Even in the world of Google’s gallery of characters in top leadership positions, each less palatable than the other, Eric Schmidt always stood out as particularly unlikeable – just from the point of view of his role in turning the “Do No Evil” Google of yesteryear into a potentially dangerous behemoth it is today.
It was Schmidt who dismissed Google privacy allegations and once said, “If you have something that you don’t want anyone to know, maybe you shouldn’t be doing it in the first place.”
And sure enough, this former Google CEO has something to say about the current unprecedented health and economic crisis caused by the pandemic.
Schmidt is of the opinion that the catastrophe leaving people jobless and isolated in their homes for months on end should make people more “grateful” to Big Tech.
And, if he could, this Democrat would also gladly throw in some “anger against the government” into the mix, he revealed in an Economic Club of New York livestream.
Schmidt accused the administration in Washington of fumbling the ball on the crisis, while often-reviled giants like Amazon stepped up admirably, according to him.
Schmidt stops short of suggesting that elected governments should be replaced by giant tech corporations in some ‘brave new world’ – but he does make it clear he thinks he knows who’s taking better care of America right now.
“Think about what your life would be like in America without Amazon, for example. The benefit of these corporations – which we love to malign – in terms of the ability to communicate .. the ability to get information, is profound – and I hope people will remember that when this thing is finally over,” said Schmidt, who continues to serve as an adviser to Google’s parent company Alphabet and play an extremely influential role in Silicon Valley and Democratic Party politics.

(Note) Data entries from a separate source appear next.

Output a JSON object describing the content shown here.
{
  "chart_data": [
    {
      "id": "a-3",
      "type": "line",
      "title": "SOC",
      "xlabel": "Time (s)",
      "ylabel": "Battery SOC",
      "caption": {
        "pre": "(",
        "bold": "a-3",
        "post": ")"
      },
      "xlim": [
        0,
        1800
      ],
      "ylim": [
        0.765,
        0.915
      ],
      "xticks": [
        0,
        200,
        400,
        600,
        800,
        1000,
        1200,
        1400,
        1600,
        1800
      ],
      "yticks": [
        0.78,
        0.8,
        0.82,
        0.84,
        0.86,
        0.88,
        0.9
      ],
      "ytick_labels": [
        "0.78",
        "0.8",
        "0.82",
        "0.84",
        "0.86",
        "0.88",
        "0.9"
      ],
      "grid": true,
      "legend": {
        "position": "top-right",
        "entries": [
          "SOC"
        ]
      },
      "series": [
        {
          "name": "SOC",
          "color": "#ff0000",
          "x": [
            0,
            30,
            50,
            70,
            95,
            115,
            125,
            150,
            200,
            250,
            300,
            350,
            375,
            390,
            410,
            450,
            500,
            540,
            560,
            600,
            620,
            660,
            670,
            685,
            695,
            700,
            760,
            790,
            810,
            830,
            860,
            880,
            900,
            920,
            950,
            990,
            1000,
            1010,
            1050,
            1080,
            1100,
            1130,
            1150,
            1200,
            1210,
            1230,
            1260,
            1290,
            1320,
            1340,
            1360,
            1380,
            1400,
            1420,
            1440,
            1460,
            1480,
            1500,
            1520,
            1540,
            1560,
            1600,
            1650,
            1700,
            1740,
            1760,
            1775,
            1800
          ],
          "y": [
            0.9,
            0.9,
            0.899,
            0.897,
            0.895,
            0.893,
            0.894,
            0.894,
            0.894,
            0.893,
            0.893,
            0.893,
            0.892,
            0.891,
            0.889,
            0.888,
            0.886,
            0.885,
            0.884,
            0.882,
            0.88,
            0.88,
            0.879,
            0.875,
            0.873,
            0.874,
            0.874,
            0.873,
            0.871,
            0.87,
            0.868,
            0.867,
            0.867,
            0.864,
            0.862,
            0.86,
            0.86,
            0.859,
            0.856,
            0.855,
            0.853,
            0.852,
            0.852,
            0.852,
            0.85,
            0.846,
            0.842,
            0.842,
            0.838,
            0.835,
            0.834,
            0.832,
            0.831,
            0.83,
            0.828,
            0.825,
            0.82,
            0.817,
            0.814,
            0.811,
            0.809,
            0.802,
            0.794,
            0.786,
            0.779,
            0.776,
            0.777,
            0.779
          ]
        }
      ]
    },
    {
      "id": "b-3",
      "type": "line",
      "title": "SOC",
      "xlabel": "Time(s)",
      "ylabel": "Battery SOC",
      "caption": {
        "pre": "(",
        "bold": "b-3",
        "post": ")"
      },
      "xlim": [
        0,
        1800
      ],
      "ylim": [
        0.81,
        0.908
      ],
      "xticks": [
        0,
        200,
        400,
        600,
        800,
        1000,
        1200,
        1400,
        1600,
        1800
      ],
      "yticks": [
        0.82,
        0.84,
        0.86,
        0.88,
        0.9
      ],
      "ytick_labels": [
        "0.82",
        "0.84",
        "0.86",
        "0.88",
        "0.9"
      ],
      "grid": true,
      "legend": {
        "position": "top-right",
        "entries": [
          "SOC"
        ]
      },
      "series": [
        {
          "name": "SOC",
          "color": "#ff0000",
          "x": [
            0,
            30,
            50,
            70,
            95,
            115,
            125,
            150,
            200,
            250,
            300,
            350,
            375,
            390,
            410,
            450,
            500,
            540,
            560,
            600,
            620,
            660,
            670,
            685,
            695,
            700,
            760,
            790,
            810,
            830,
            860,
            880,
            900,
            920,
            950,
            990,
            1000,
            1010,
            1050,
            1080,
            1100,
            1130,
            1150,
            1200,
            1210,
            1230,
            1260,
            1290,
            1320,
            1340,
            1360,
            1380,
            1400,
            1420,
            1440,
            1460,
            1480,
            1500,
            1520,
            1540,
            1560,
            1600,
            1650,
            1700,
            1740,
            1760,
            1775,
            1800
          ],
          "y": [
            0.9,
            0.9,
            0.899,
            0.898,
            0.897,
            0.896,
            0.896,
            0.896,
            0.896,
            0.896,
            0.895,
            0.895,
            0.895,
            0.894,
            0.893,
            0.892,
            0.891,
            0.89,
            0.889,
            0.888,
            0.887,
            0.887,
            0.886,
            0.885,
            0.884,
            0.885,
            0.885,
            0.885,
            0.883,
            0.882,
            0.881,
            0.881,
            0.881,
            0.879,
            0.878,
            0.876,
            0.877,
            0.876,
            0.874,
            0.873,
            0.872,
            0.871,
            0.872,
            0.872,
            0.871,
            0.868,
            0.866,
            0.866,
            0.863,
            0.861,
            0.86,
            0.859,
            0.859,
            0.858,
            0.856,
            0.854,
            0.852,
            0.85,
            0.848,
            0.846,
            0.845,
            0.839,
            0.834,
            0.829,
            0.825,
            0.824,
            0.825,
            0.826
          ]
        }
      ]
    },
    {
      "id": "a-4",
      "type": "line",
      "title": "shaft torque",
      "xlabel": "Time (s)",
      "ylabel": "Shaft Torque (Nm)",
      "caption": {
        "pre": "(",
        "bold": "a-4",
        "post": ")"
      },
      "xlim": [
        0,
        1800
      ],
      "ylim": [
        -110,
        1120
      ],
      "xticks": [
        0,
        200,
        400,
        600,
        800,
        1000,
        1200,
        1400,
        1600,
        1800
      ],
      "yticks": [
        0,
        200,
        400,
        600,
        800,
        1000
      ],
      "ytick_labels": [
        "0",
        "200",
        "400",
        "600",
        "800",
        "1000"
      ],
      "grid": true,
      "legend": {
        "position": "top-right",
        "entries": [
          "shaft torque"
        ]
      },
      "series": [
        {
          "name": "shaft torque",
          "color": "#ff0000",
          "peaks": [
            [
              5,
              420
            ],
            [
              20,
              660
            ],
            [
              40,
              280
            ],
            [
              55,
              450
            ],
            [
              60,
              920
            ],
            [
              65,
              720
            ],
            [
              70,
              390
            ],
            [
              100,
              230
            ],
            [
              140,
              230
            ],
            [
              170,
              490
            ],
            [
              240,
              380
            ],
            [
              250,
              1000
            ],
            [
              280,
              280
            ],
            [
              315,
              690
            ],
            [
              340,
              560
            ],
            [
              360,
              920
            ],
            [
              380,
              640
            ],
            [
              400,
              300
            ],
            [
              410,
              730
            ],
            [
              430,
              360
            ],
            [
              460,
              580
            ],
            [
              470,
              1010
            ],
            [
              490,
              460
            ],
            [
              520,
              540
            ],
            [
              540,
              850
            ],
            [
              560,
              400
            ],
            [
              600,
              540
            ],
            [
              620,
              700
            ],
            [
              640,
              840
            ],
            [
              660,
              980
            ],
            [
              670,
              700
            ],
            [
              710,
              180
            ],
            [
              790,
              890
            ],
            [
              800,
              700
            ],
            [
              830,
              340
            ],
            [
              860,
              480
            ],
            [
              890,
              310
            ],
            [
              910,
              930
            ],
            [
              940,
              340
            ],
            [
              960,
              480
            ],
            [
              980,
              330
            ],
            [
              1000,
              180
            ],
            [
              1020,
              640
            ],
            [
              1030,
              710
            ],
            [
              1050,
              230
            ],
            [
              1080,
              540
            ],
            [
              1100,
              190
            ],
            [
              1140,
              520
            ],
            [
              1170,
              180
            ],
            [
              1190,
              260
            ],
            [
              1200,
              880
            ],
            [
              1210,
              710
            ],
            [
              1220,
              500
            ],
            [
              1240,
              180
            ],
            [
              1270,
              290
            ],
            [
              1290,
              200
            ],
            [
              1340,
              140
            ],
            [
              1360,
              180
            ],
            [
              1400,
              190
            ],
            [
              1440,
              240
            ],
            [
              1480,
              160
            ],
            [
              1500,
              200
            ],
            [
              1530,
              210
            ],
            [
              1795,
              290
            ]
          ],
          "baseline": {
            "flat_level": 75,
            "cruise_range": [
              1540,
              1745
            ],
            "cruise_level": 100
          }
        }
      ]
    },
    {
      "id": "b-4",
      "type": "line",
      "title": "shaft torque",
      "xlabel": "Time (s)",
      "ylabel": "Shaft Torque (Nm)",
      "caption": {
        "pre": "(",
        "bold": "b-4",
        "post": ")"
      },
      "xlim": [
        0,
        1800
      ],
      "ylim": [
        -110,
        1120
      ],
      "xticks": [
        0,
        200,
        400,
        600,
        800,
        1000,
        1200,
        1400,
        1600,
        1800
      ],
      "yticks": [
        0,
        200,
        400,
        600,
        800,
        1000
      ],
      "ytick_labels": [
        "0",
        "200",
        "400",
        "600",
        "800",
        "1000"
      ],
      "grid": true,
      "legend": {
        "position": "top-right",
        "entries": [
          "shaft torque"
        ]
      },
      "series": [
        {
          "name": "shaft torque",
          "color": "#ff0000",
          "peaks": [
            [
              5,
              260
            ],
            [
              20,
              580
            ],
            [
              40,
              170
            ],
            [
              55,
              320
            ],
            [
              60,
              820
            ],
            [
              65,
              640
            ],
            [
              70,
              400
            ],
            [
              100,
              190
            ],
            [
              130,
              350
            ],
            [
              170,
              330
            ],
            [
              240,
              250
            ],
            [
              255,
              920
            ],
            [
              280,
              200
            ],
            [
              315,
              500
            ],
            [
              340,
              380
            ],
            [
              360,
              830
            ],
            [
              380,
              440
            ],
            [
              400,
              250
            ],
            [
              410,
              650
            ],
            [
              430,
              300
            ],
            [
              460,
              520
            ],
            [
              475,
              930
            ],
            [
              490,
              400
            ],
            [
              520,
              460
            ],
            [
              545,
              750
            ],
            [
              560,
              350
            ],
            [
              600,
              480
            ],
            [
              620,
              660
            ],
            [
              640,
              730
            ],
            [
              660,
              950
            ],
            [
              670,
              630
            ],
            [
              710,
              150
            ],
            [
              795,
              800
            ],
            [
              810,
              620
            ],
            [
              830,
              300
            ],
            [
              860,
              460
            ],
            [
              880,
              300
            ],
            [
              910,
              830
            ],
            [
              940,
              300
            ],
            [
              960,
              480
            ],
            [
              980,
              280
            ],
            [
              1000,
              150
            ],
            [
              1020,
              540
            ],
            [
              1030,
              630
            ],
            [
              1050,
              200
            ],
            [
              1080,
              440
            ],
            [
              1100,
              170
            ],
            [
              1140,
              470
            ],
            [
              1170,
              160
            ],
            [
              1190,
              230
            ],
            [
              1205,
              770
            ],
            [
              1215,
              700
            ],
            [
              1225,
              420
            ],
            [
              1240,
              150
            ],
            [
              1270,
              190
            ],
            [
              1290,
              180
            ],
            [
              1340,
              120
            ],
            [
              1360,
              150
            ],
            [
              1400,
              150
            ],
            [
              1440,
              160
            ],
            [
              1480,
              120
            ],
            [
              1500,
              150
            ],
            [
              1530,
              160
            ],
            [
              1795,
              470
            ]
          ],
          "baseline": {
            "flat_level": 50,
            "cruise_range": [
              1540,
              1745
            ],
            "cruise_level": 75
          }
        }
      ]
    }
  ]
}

Of course, nothing’s stopping a company from building a huge business, provide top-notch services and technology – and still refrain from imposing ills such as mass surveillance and censorship onto society – but in Schmidt doesn’t seem to mind this being a zero-sum game.
Similar concerns have been running in the same vein, such as how Big Tech is reaping the rewards of the chaos that the pandemic has caused.
Yet more activists are worried that one of the major points made by Big Tech critics over the past years – these companies’ suspected monopolistic practices – may now be all but forgotten.